Quant’all’Architettura, diciamo che l’architetto deve concepire una nobile Idea, e stabilirsi una mente, che gli serva di legge, e di ragione, consistendo le sue invenzioni nell’ordine nella disposizione, e nella misura ed euritmia del tutto, e del­le parti. Ma rispetto alla decorazione ed ornamenti degli or­dini sia certo trovarsi l’Idea stabilita, e confermata sugli esempi degli Antichi, che con successo di lungo studio, die­dero modo a quest’arte; quando li Greci le costituirono ter­mini e proporzioni, le migliori, le quali confermate dai più dotti secoli, e dal consenso, e successione de’ sapienti, diven­nero leggi di una maravigliosa Idea, e bellezza ultima, che es­sendo una sola in ciascuna specie, non si può alterare, senza distruggerla. Onde pur troppo la deformano quelli, che con la novità la trasmutano, mentre alla bellezza sta vicina la bruttezza, come li vizi toccano le virtù.

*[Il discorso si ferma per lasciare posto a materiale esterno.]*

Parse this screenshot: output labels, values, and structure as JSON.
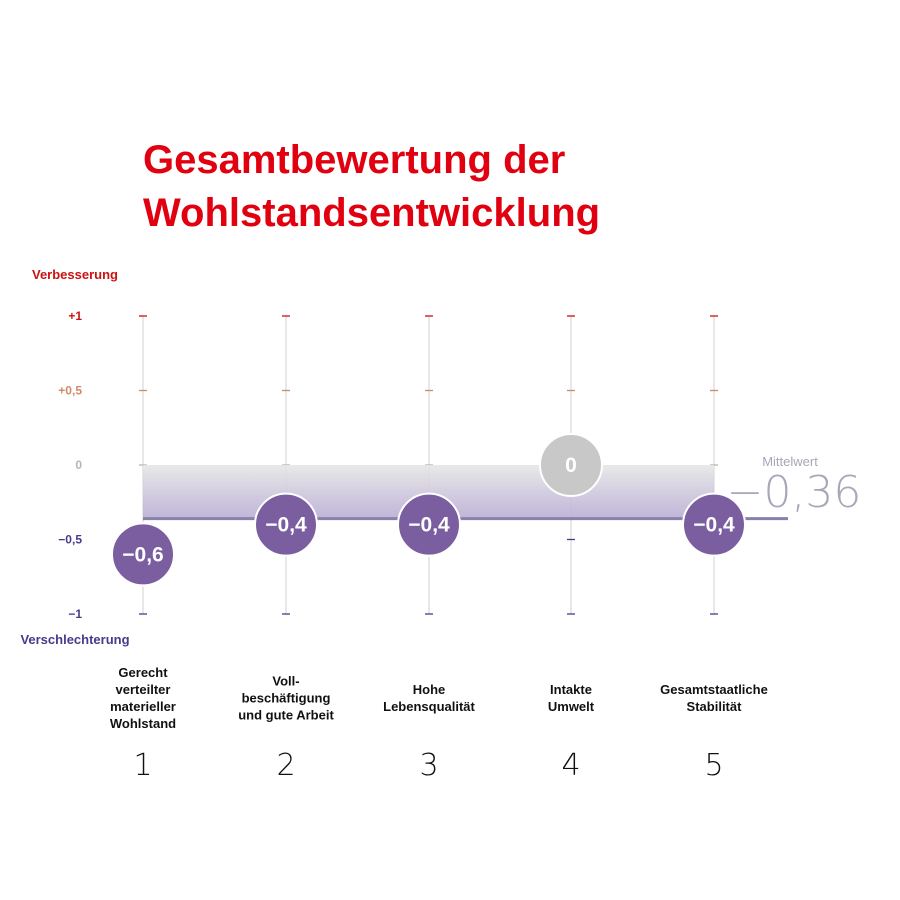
{
  "chart_data": {
    "type": "scatter",
    "title": [
      "Gesamtbewertung der",
      "Wohlstandsentwicklung"
    ],
    "ylabel_top": "Verbesserung",
    "ylabel_bottom": "Verschlechterung",
    "ylim": [
      -1,
      1
    ],
    "yticks": [
      {
        "value": 1,
        "label": "+1"
      },
      {
        "value": 0.5,
        "label": "+0,5"
      },
      {
        "value": 0,
        "label": "0"
      },
      {
        "value": -0.5,
        "label": "−0,5"
      },
      {
        "value": -1,
        "label": "−1"
      }
    ],
    "categories": [
      {
        "number": "1",
        "label": [
          "Gerecht",
          "verteilter",
          "materieller",
          "Wohlstand"
        ],
        "value": -0.6,
        "value_label": "−0,6"
      },
      {
        "number": "2",
        "label": [
          "Voll-",
          "beschäftigung",
          "und gute Arbeit"
        ],
        "value": -0.4,
        "value_label": "−0,4"
      },
      {
        "number": "3",
        "label": [
          "Hohe",
          "Lebensqualität"
        ],
        "value": -0.4,
        "value_label": "−0,4"
      },
      {
        "number": "4",
        "label": [
          "Intakte",
          "Umwelt"
        ],
        "value": 0,
        "value_label": "0"
      },
      {
        "number": "5",
        "label": [
          "Gesamtstaatliche",
          "Stabilität"
        ],
        "value": -0.4,
        "value_label": "−0,4"
      }
    ],
    "mean": {
      "title": "Mittelwert",
      "value": -0.36,
      "value_label": "−0,36"
    }
  },
  "colors": {
    "title": "#e1000f",
    "positive": "#cc1111",
    "half_positive": "#d08a6a",
    "zero": "#b5b5b5",
    "negative": "#4a3a8a",
    "bubble": "#7a5ea0",
    "bubble_zero": "#c8c8c8",
    "mean_line": "#8a80aa",
    "mean_text": "#a8a6b8",
    "gridline": "#d0d0d0",
    "category_text": "#111111"
  }
}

Tanto male riconosciamo pur troppo nella caduta del Romano Imperio, col quale caddero tutte le buone arti, e con esse più d’ogn’altra l’Architettura; perché quei barbari edifi­catori dispregiando i modelli, e l’Idee Greche e Romane, e li più belli monumenti dell’antichità, per molti secoli frenetica­rono tante, e sì varie fantasie fantastiche d’ordini, che con bruttissimo disordine mostruosa la resero. Affaticaronsi Bra­mante, Raffaello, Giulio Romano e, ultimamente, Michel Angelo dall’eroiche ruine restituirla alla sua prima Idea e aspetto, scegliendo le forme più eleganti degli edifici antichi. Ma oggi in vece di rendersi grazie a tali uomini sapientissimi, vengono essi con gli Antichi ingratamente vilipesi, quasi sen­za laude d’ingegno, e senza invenzione l’uno dall’altro abbia copiato. Ciascuno però si finge da se stesso in capo una nuo­va Idea, e larva di Architettura a suo modo, esponendola in piazza, e sulle facciate: uomini certamente vuoti di ogni scienza, che si appartiene all’architetto, di cui vanamente tengono il nome. Tanto che deformando gli edifici e le città stesse e le memorie, freneticano angoli, spezzature e distorci­menti di linee; scompongono basi, capitelli e colonne, con frottole di stucchi, tritumi e sproporzioni; e pure Vitruvio condanna simili novità, e gli ottimi esempi ci propone. Ma li buoni architetti serbano le più eccellenti forme degli ordini; li pittori e gli scultori scegliendo le più eleganti bellezze naturali, perfezionano l’Idea, e l’opere loro vengono ad avan­zarsi, e restar superiori alla Natura, che è l’ultimo pregio di queste arti, come abbiamo provato. Quindi nasce l’ossequio e lo stupore degli uomini verso le statue e le immagini, quin­di il premio e gli onori degli artefici; questa fu la gloria di Ti­mante, di Apelle, di Fidia, di Lisippo e di tanti altri celebrati dalla fama, li quali tutti sollevati sopra le umane forme, por­tarono l’idee e l’opere loro all’ammirazione.

Ben può dunque chiamarsi questa Idea perfezione della Natura, miracolo dell’Arte, providenza dell’intelletto, esem­pio della mente, luce della fantasia, Sole, che dall’Oriente in­spira la statua di Mennone, fuoco, che scalda in vita il simu­lucro di Prometeo. Questa fa che Venere, le Grazie e gli Amori, lasciando l’Idalio giardino e le piagge di Citera, ven­gano ad albergare nella durezza de’ marmi, e nel vano del­l’ombre. In sua virtù le Muse nell’Eliconie rive temprano li colori all’immortalità; e per sua gloria dispregia Pallade Babiloniche tele e vanta pomposa Dedalei lini. Ma perché l’Idea dell’eloquenza cede tanto all’Idea della Pittura, quanto la vista è più efficace delle parole, io però qui manco nel di­re, e taccio.